Articles 12, 13 and 14 GDPR set out in detail the information that must be included in privacy notices.  In 2016 the ICO consulted on revised guidance for privacy notices and have updated their issued guidance to cover GDPR. They are reviewing this guidance again and hope to publish any further changes shortly. There is lots of talk of layered privacy notices and blended notices but what does this mean in practice for organisations that publish their privacy notices on their websites? Only that organisations are dependent on the functionality of their websites. If hyperlinks can be used within the privacy notice to allow readers to read the detail behind the summary then great. Otherwise, privacy notices will look and feel like online terms and conditions – lengthy, detailed, non-negotiable and very rarely read by those who use the product/website until something goes wrong.

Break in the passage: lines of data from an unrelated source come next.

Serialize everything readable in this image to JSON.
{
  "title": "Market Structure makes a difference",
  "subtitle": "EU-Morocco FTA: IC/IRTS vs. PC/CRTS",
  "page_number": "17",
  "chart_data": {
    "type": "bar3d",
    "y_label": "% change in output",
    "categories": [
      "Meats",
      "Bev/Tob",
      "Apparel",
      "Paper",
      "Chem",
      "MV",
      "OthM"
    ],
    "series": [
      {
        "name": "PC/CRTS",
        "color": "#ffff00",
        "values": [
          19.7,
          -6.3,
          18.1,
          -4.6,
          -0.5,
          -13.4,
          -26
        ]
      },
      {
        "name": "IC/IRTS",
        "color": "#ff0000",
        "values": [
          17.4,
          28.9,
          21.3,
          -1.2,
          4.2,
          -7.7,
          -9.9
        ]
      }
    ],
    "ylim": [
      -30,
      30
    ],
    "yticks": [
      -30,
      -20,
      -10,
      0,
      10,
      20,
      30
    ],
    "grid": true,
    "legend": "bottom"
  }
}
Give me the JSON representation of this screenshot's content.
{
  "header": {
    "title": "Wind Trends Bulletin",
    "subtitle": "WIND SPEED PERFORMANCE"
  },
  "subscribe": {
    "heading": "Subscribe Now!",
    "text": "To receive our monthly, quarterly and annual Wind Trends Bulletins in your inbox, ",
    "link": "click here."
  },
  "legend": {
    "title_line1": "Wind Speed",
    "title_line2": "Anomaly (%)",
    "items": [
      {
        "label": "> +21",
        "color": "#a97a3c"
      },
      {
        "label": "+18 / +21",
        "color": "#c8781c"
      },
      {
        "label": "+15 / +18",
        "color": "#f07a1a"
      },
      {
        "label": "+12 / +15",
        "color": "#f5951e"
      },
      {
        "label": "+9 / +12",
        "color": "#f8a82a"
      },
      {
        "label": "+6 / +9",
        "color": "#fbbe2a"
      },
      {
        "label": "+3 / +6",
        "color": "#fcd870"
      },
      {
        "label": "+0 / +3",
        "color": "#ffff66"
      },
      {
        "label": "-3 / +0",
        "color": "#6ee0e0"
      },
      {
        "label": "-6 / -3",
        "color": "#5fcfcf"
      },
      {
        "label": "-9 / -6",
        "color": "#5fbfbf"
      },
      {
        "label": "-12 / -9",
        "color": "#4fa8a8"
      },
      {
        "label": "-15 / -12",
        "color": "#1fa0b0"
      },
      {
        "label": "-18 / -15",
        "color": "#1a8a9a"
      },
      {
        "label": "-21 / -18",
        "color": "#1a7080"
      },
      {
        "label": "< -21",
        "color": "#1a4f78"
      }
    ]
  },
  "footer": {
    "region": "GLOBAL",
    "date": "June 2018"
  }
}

How then can we make them interesting and readable? My view is to pretend you are a data subject reading the notice and think about what you are interested in when you are asked to provide your personal data. Here are my top 5 concerns without my data privacy hat on:

1.Is my data going to be safe?

With all the media headlines about data breaches, the genuine number one concern is does the organisation have sufficient data security measures in place and what are these?

2.Is my data going to be shared and if so with whom?

I am providing my personal data to organisation A for a reason. If there is a genuine need for it to be shared in order for that reason to be achieved/fulfilled then fine, otherwise I only want to give my personal data to those I choose to give it to. Please tell me who is going to have access to it and why.

3.How long is my data going to be kept for?

This really links into number 2. If I am buying something online and choose to check out as a guest, I only want my personal data to be kept for as long as necessary to complete my purchase and possibly deal with a return or complaint. If I am subscribing to a monthly newsletter then of course I expect my personal data to be kept for as long as my subscription is valid. The most important point here is the purpose for which you are providing your personal data.

4.Who do I contact and how if I have a concern?

Something has gone wrong – who do I contact and how. I want a name, an email address and a telephone number. I may not be confident emailing my concern so also want a postal address.

5. What are my rights when something has gone wrong or I have changed my mind?

Setting out clearly the data subjects’ rights listed in Chapter III GDPR is important but make them user-friendly. What does the right to erasure mean in layman’s terms? What is data portability and is this really relevant to the service/product you have provided your personal information to receive?

Everything else needs to be included too but make sure you structure your privacy notice carefully to capture attention, make reading it straight forward and lastly but as important to ensure it is GDPR compliant.